Tuesday, April 26, 2005

Anzac Day

I spent a wonderful Anzac Day with my grandfather in Rotorua. We attended an excellent service at the Town Hall, followed by lunch and a mug of hot, whiskey enhanced coffee at the local RSA. There was a strong contingent of old soldiers in attendance, and as with elsewhere around the country, a mighty turnout from younger people.

There has been alot of comment about the increased numbers attending on Anzac Day, and it is my view that this reflects a real desire among young people, not just to understand what has happened in our past, but to reflect on what it is to be a New Zealander, and more simply, a human being.

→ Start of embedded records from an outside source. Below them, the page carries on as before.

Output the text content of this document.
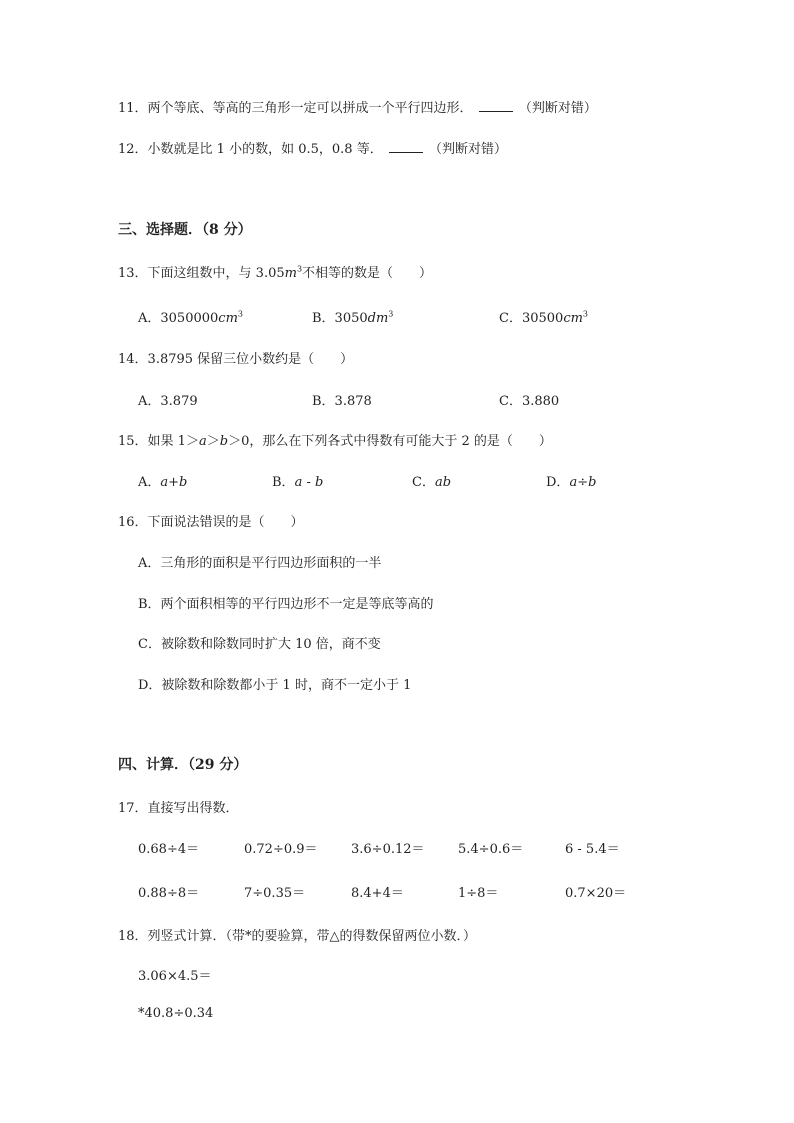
11．两个等底、等高的三角形一定可以拼成一个平行四边形．	（判断对错）
12．小数就是比 1 小的数，如 0.5，0.8 等．	（判断对错）
三、选择题．（8 分）
13．下面这组数中，与 $3.05m^3$不相等的数是（　　）
A．$3050000cm^3$	B．$3050dm^3$	C．$30500cm^3$
14．3.8795 保留三位小数约是（　　）
A．3.879	B．3.878	C．3.880
15．如果 1＞a＞b＞0，那么在下列各式中得数有可能大于 2 的是（　　）
A．a+b	B．a - b	C．ab	D．a÷b
16．下面说法错误的是（　　）
A．三角形的面积是平行四边形面积的一半
B．两个面积相等的平行四边形不一定是等底等高的
C．被除数和除数同时扩大 10 倍，商不变
D．被除数和除数都小于 1 时，商不一定小于 1
四、计算．（29 分）
17．直接写出得数．
0.68÷4＝	0.72÷0.9＝	3.6÷0.12＝	5.4÷0.6＝	6 - 5.4＝
0.88÷8＝	7÷0.35＝	8.4+4＝	1÷8＝	0.7×20＝
18．列竖式计算．（带*的要验算，带△的得数保留两位小数．）
3.06×4.5＝
*40.8÷0.34
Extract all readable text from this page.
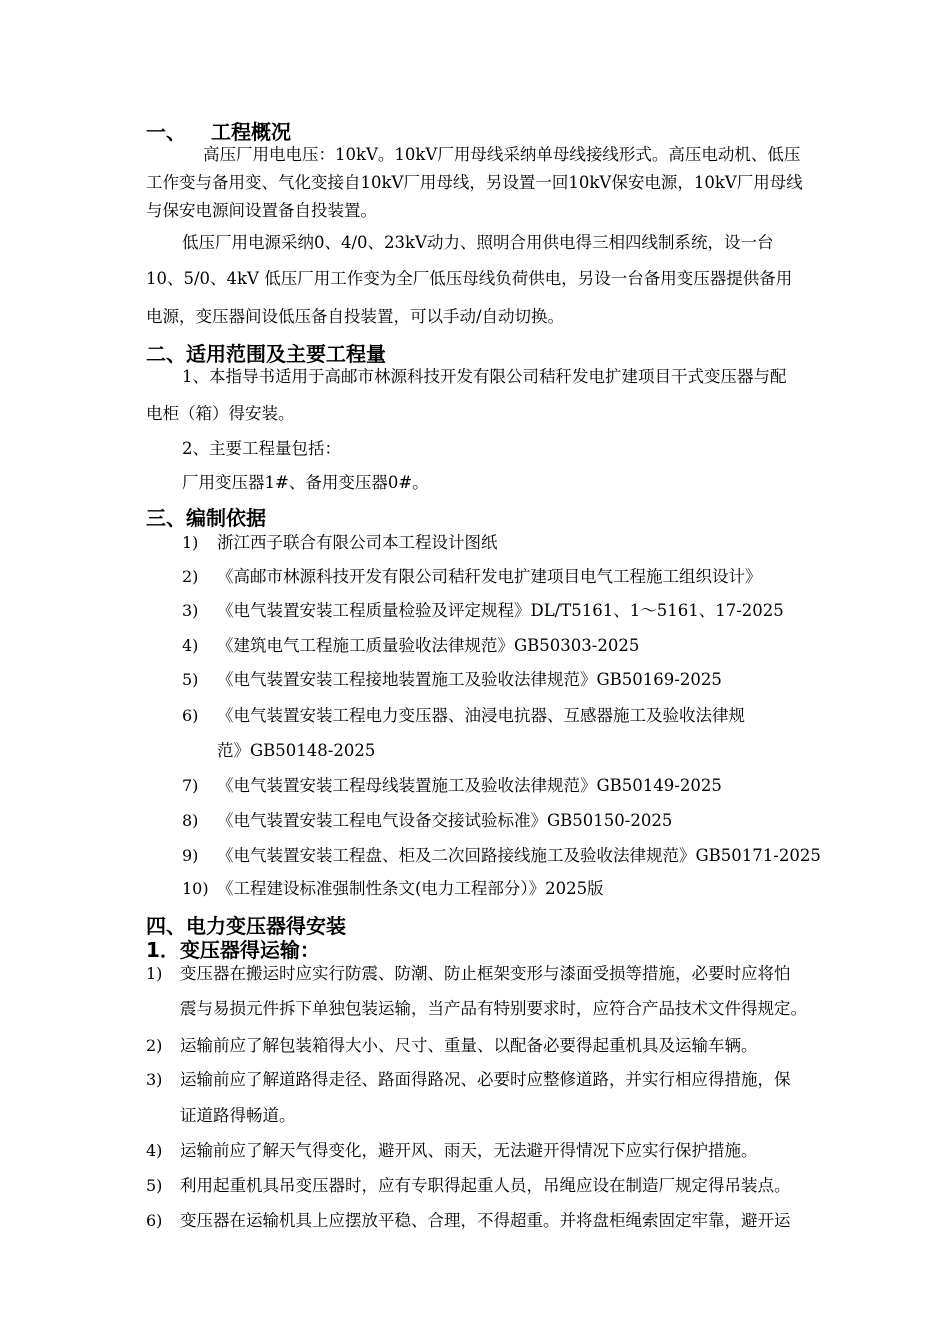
一、 工程概况
高压厂用电电压：10kV。10kV厂用母线采纳单母线接线形式。高压电动机、低压
工作变与备用变、气化变接自10kV厂用母线，另设置一回10kV保安电源，10kV厂用母线
与保安电源间设置备自投装置。
低压厂用电源采纳0、4/0、23kV动力、照明合用供电得三相四线制系统，设一台
10、5/0、4kV 低压厂用工作变为全厂低压母线负荷供电，另设一台备用变压器提供备用
电源，变压器间设低压备自投装置，可以手动/自动切换。
二、适用范围及主要工程量
1、本指导书适用于高邮市林源科技开发有限公司秸秆发电扩建项目干式变压器与配
电柜（箱）得安装。
2、主要工程量包括：
厂用变压器1#、备用变压器0#。
三、编制依据
1) 浙江西子联合有限公司本工程设计图纸
2) 《高邮市林源科技开发有限公司秸秆发电扩建项目电气工程施工组织设计》
3) 《电气装置安装工程质量检验及评定规程》DL/T5161、1～5161、17-2025
4) 《建筑电气工程施工质量验收法律规范》GB50303-2025
5) 《电气装置安装工程接地装置施工及验收法律规范》GB50169-2025
6) 《电气装置安装工程电力变压器、油浸电抗器、互感器施工及验收法律规
范》GB50148-2025
7) 《电气装置安装工程母线装置施工及验收法律规范》GB50149-2025
8) 《电气装置安装工程电气设备交接试验标准》GB50150-2025
9) 《电气装置安装工程盘、柜及二次回路接线施工及验收法律规范》GB50171-2025
10) 《工程建设标准强制性条文(电力工程部分）》2025版
四、电力变压器得安装
1．变压器得运输：
1) 变压器在搬运时应实行防震、防潮、防止框架变形与漆面受损等措施，必要时应将怕
震与易损元件拆下单独包装运输，当产品有特别要求时，应符合产品技术文件得规定。
2) 运输前应了解包装箱得大小、尺寸、重量、以配备必要得起重机具及运输车辆。
3) 运输前应了解道路得走径、路面得路况、必要时应整修道路，并实行相应得措施，保
证道路得畅道。
4) 运输前应了解天气得变化，避开风、雨天，无法避开得情况下应实行保护措施。
5) 利用起重机具吊变压器时，应有专职得起重人员，吊绳应设在制造厂规定得吊装点。
6) 变压器在运输机具上应摆放平稳、合理，不得超重。并将盘柜绳索固定牢靠，避开运
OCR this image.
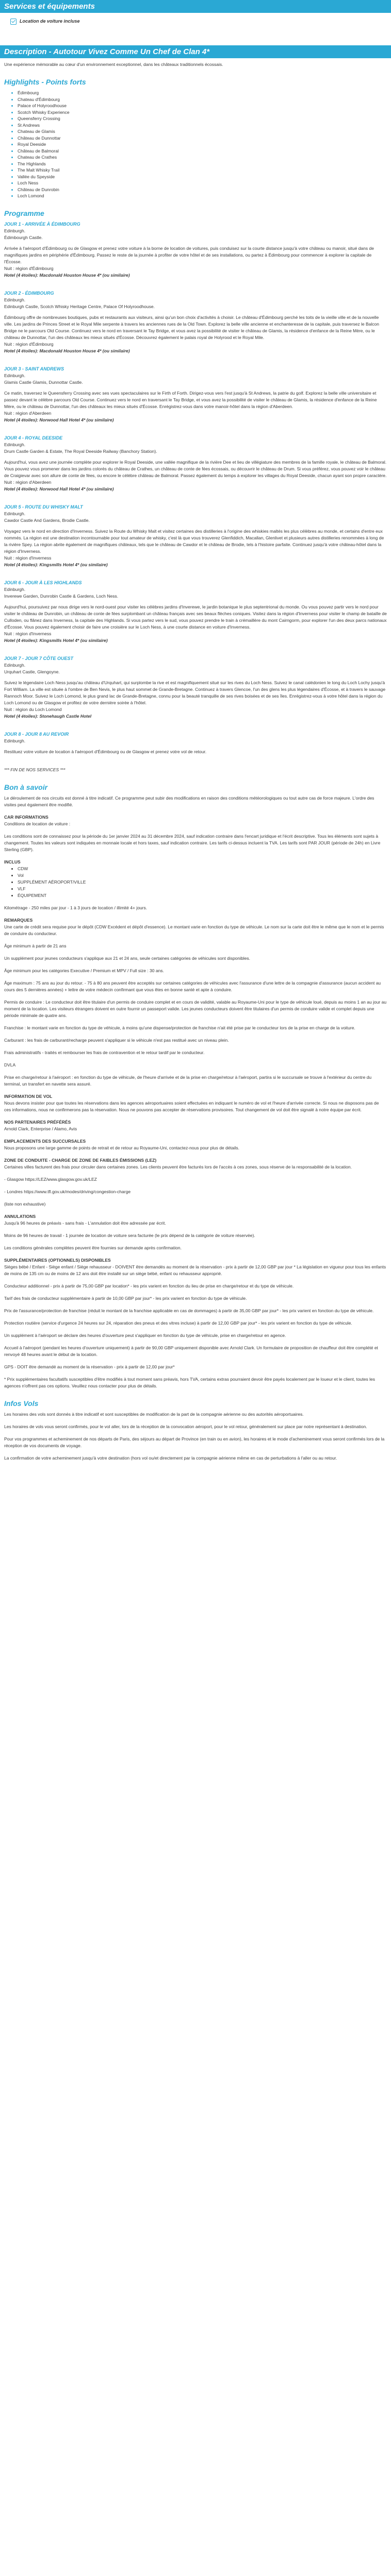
Services et équipements
Location de voiture incluse
Description - Autotour Vivez Comme Un Chef de Clan 4*

Une expérience mémorable au cœur d'un environnement exceptionnel, dans les châteaux traditionnels écossais.

Highlights - Points forts
• Édimbourg
• Chateau d'Édimbourg
• Palace of Holyroodhouse
• Scotch Whisky Experience
• Queensferry Crossing
• St Andrews
• Chateau de Glamis
• Château de Dunnottar
• Royal Deeside
• Château de Balmoral
• Chateau de Crathes
• The Highlands
• The Malt Whisky Trail
• Vallée du Speyside
• Loch Ness
• Château de Dunrobin
• Loch Lomond
Programme
JOUR 1 - ARRIVÉE À ÉDIMBOURG

Edinburgh.

Édimbourgh Castle.

Arrivée à l'aéroport d'Édimbourg ou de Glasgow et prenez votre voiture à la borne de location de voitures, puis conduisez sur la courte distance jusqu'à votre château ou manoir, situé dans de magnifiques jardins en périphérie d'Édimbourg. Passez le reste de la journée à profiter de votre hôtel et de ses installations, ou partez à Édimbourg pour commencer à explorer la capitale de l'Écosse.

Nuit : région d'Édimbourg

Hotel (4 étoiles): Macdonald Houston House 4* (ou similaire)

JOUR 2 - ÉDIMBOURG

Edinburgh.

Edinburgh Castle, Scotch Whisky Heritage Centre, Palace Of Holyroodhouse.

Édimbourg offre de nombreuses boutiques, pubs et restaurants aux visiteurs, ainsi qu'un bon choix d'activités à choisir. Le château d'Édimbourg perché les toits de la vieille ville et de la nouvelle ville. Les jardins de Princes Street et le Royal Mile serpente à travers les anciennes rues de la Old Town. Explorez la belle ville ancienne et enchanteresse de la capitale, puis traversez le Balcon Bridge ne le parcours Old Course. Continuez vers le nord en traversant le Tay Bridge, et vous avez la possibilité de visiter le château de Glamis, la résidence d'enfance de la Reine Mère, ou le château de Dunnottar, l'un des châteaux les mieux situés d'Écosse. Découvrez également le palais royal de Holyrood et le Royal Mile.

Nuit : région d'Édimbourg

Hotel (4 étoiles): Macdonald Houston House 4* (ou similaire)

JOUR 3 - SAINT ANDREWS

Edinburgh.

Glamis Castle Glamis, Dunnottar Castle.

Ce matin, traversez le Queensferry Crossing avec ses vues spectaculaires sur le Firth of Forth. Dirigez-vous vers l'est jusqu'à St Andrews, la patrie du golf. Explorez la belle ville universitaire et passez devant le célèbre parcours Old Course. Continuez vers le nord en traversant le Tay Bridge, et vous avez la possibilité de visiter le château de Glamis, la résidence d'enfance de la Reine Mère, ou le château de Dunnottar, l'un des châteaux les mieux situés d'Écosse. Enrégistrez-vous dans votre manoir-hôtel dans la région d'Aberdeen.

Nuit : région d'Aberdeen

Hotel (4 étoiles): Norwood Hall Hotel 4* (ou similaire)

JOUR 4 - ROYAL DEESIDE

Edinburgh.

Drum Castle Garden & Estate, The Royal Deeside Railway (Banchory Station).

Aujourd'hui, vous avez une journée complète pour explorer le Royal Deeside, une vallée magnifique de la rivière Dee et lieu de villégiature des membres de la famille royale, le château de Balmoral. Vous pouvez vous promener dans les jardins colorés du château de Crathes, un château de conte de fées écossais, ou découvrir le château de Drum. Si vous préférez, vous pouvez voir le château de Craigievar avec son allure de conte de fées, ou encore le célèbre château de Balmoral. Passez également du temps à explorer les villages du Royal Deeside, chacun ayant son propre caractère.

Nuit : région d'Aberdeen

Hotel (4 étoiles): Norwood Hall Hotel 4* (ou similaire)

JOUR 5 - ROUTE DU WHISKY MALT

Edinburgh.

Cawdor Castle And Gardens, Brodie Castle.

Voyagez vers le nord en direction d'Inverness. Suivez la Route du Whisky Malt et visitez certaines des distilleries à l'origine des whiskies maltés les plus célèbres au monde, et certains d'entre eux nommés. La région est une destination incontournable pour tout amateur de whisky, c'est là que vous trouverez Glenfiddich, Macallan, Glenlivet et plusieurs autres distilleries renommées à long de la rivière Spey. La région abrite également de magnifiques châteaux, tels que le château de Cawdor et le château de Brodie, tels à l'histoire parfaite. Continuez jusqu'à votre château-hôtel dans la région d'Inverness.

Nuit : région d'Inverness

Hotel (4 étoiles): Kingsmills Hotel 4* (ou similaire)

JOUR 6 - JOUR À LES HIGHLANDS

Edinburgh.

Inverewe Garden, Dunrobin Castle & Gardens, Loch Ness.

Aujourd'hui, poursuivez par nous dirige vers le nord-ouest pour visiter les célèbres jardins d'Inverewe, le jardin botanique le plus septentrional du monde. Ou vous pouvez partir vers le nord pour visiter le château de Dunrobin, un château de conte de fées surplombant un château français avec ses beaux flèches coniques. Visitez dans la région d'Inverness pour visiter le champ de bataille de Culloden, ou flânez dans Inverness, la capitale des Highlands. Si vous partez vers le sud, vous pouvez prendre le train à crémaillère du mont Cairngorm, pour explorer l'un des deux parcs nationaux d'Écosse. Vous pouvez également choisir de faire une croisière sur le Loch Ness, à une courte distance en voiture d'Inverness.

Nuit : région d'Inverness

Hotel (4 étoiles): Kingsmills Hotel 4* (ou similaire)

JOUR 7 - JOUR 7 CÔTE OUEST

Edinburgh.

Urquhart Castle, Glengoyne.

Suivez le légendaire Loch Ness jusqu'au château d'Urquhart, qui surplombe la rive et est magnifiquement situé sur les rives du Loch Ness. Suivez le canal calédonien le long du Loch Lochy jusqu'à Fort William. La ville est située à l'ombre de Ben Nevis, le plus haut sommet de Grande-Bretagne. Continuez à travers Glencoe, l'un des glens les plus légendaires d'Écosse, et à travers le sauvage Rannoch Moor. Suivez le Loch Lomond, le plus grand lac de Grande-Bretagne, connu pour la beauté tranquille de ses rives boisées et de ses îles. Enrégistrez-vous à votre hôtel dans la région du Loch Lomond ou de Glasgow et profitez de votre dernière soirée à l'hôtel.

Nuit : région du Loch Lomond

Hotel (4 étoiles): Stonehaugh Castle Hotel

JOUR 8 - JOUR 8 AU REVOIR

Edinburgh.

Restituez votre voiture de location à l'aéroport d'Édimbourg ou de Glasgow et prenez votre vol de retour.

*** FIN DE NOS SERVICES ***

Bon à savoir

Le déroulement de nos circuits est donné à titre indicatif. Ce programme peut subir des modifications en raison des conditions météorologiques ou tout autre cas de force majeure. L'ordre des visites peut également être modifié.

CAR INFORMATIONS

Conditions de location de voiture :

Les conditions sont de connaissez pour la période du 1er janvier 2024 au 31 décembre 2024, sauf indication contraire dans l'encart juridique et l'écrit descriptive. Tous les éléments sont sujets à changement. Toutes les valeurs sont indiquées en monnaie locale et hors taxes, sauf indication contraire. Les tarifs ci-dessus incluent la TVA. Les tarifs sont PAR JOUR (période de 24h) en Livre Sterling (GBP).

INCLUS

• CDW
• Vol
• SUPPLÉMENT AÉROPORT/VILLE
• VLF
• ÉQUIPEMENT

Kilométrage - 250 miles par jour - 1 à 3 jours de location / illimité 4+ jours.

REMARQUES

Une carte de crédit sera requise pour le dépôt (CDW Excédent et dépôt d'essence). Le montant varie en fonction du type de véhicule. Le nom sur la carte doit être le même que le nom et le permis de conduire du conducteur.

Âge minimum à partir de 21 ans

Un supplément pour jeunes conducteurs s'applique aux 21 et 24 ans, seule certaines catégories de véhicules sont disponibles.

Âge minimum pour les catégories Executive / Premium et MPV / Full size : 30 ans.

Âge maximum : 75 ans au jour du retour. - 75 à 80 ans peuvent être acceptés sur certaines catégories de véhicules avec l'assurance d'une lettre de la compagnie d'assurance (aucun accident au cours des 5 dernières années) + lettre de votre médecin confirmant que vous êtes en bonne santé et apte à conduire.

Permis de conduire : Le conducteur doit être titulaire d'un permis de conduire complet et en cours de validité, valable au Royaume-Uni pour le type de véhicule loué, depuis au moins 1 an au jour au moment de la location. Les visiteurs étrangers doivent en outre fournir un passeport valide. Les jeunes conducteurs doivent être titulaires d'un permis de conduire valide et complet depuis une période minimale de quatre ans.

Franchise : le montant varie en fonction du type de véhicule, à moins qu'une dispense/protection de franchise n'ait été prise par le conducteur lors de la prise en charge de la voiture.

Carburant : les frais de carburant/recharge peuvent s'appliquer si le véhicule n'est pas restitué avec un niveau plein.

Frais administratifs - traités et rembourser les frais de contravention et le retour tardif par le conducteur.

DVLA

Prise en charge/retour à l'aéroport : en fonction du type de véhicule, de l'heure d'arrivée et de la prise en charge/retour à l'aéroport, partira si le succursale se trouve à l'extérieur du centre du terminal, un transfert en navette sera assuré.

INFORMATION DE VOL

Nous devons insister pour que toutes les réservations dans les agences aéroportuaires soient effectuées en indiquant le numéro de vol et l'heure d'arrivée correcte. Si nous ne disposons pas de ces informations, nous ne confirmerons pas la réservation. Nous ne pouvons pas accepter de réservations provisoires. Tout changement de vol doit être signalé à notre équipe par écrit.

NOS PARTENAIRES PRÉFÉRÉS

Arnold Clark, Enterprise / Alamo, Avis

EMPLACEMENTS DES SUCCURSALES

Nous proposons une large gamme de points de retrait et de retour au Royaume-Uni, contactez-nous pour plus de détails.

ZONE DE CONDUITE - CHARGE DE ZONE DE FAIBLES ÉMISSIONS (LEZ)

Certaines villes facturent des frais pour circuler dans certaines zones. Les clients peuvent être facturés lors de l'accès à ces zones, sous réserve de la responsabilité de la location.

- Glasgow https://LEZ/www.glasgow.gov.uk/LEZ

- Londres https://www.tfl.gov.uk/modes/driving/congestion-charge

(liste non exhaustive)

ANNULATIONS

Jusqu'à 96 heures de préavis - sans frais - L'annulation doit être adressée par écrit.

Moins de 96 heures de travail - 1 journée de location de voiture sera facturée (le prix dépend de la catégorie de voiture réservée).

Les conditions générales complètes peuvent être fournies sur demande après confirmation.

SUPPLÉMENTAIRES (OPTIONNELS) DISPONIBLES

Sièges bébé / Enfant - Siège enfant / Siège rehausseur - DOIVENT être demandés au moment de la réservation - prix à partir de 12,00 GBP par jour * La législation en vigueur pour tous les enfants de moins de 135 cm ou de moins de 12 ans doit être installé sur un siège bébé, enfant ou rehausseur approprié.

Conducteur additionnel - prix à partir de 75,00 GBP par location* - les prix varient en fonction du lieu de prise en charge/retour et du type de véhicule.

Tarif des frais de conducteur supplémentaire à partir de 10,00 GBP par jour* - les prix varient en fonction du type de véhicule.

Prix de l'assurance/protection de franchise (réduit le montant de la franchise applicable en cas de dommages) à partir de 35,00 GBP par jour* - les prix varient en fonction du type de véhicule.

Protection routière (service d'urgence 24 heures sur 24, réparation des pneus et des vitres incluse) à partir de 12,00 GBP par jour* - les prix varient en fonction du type de véhicule.

Un supplément à l'aéroport se déclare des heures d'ouverture peut s'appliquer en fonction du type de véhicule, prise en charge/retour en agence.

Accueil à l'aéroport (pendant les heures d'ouverture uniquement) à partir de 90,00 GBP uniquement disponible avec Arnold Clark. Un formulaire de proposition de chauffeur doit être complété et renvoyé 48 heures avant le début de la location.

GPS - DOIT être demandé au moment de la réservation - prix à partir de 12,00 par jour*

* Prix supplémentaires facultatifs susceptibles d'être modifiés à tout moment sans préavis, hors TVA, certains extras pourraient devoir être payés localement par le loueur et le client, toutes les agences n'offrent pas ces options. Veuillez nous contacter pour plus de détails.

Infos Vols

Les horaires des vols sont donnés à titre indicatif et sont susceptibles de modification de la part de la compagnie aérienne ou des autorités aéroportuaires.

Les horaires de vols vous seront confirmés, pour le vol aller, lors de la réception de la convocation aéroport, pour le vol retour, généralement sur place par notre représentant à destination.

Pour vos programmes et acheminement de nos départs de Paris, des séjours au départ de Province (en train ou en avion), les horaires et le mode d'acheminement vous seront confirmés lors de la réception de vos documents de voyage.

La confirmation de votre acheminement jusqu'à votre destination (hors vol ou/et directement par la compagnie aérienne même en cas de perturbations à l'aller ou au retour.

The decline of traditional religion, and the accompanying rise of ephemeral consumerism has in my view left young people in a funny sort of place. All of the messages we receive in our 24/7 society tell us to live for the moment and seek instant gratification, yet from our families and human relationships we know that there are far more important things. I think that for New Zealanders, the memory of servicepeople who fought for others in the name of great principles, is a valuable antidote to the modern sense of spiritual emptiness.

And yes, I do think it was appalling for Brash to make a snide political comment at the service he attended. On Anzac day politicians should sit there quietly, or at the most perform their ceremonial duties and give a solemn tribute to those who fell. End of story, no excuses.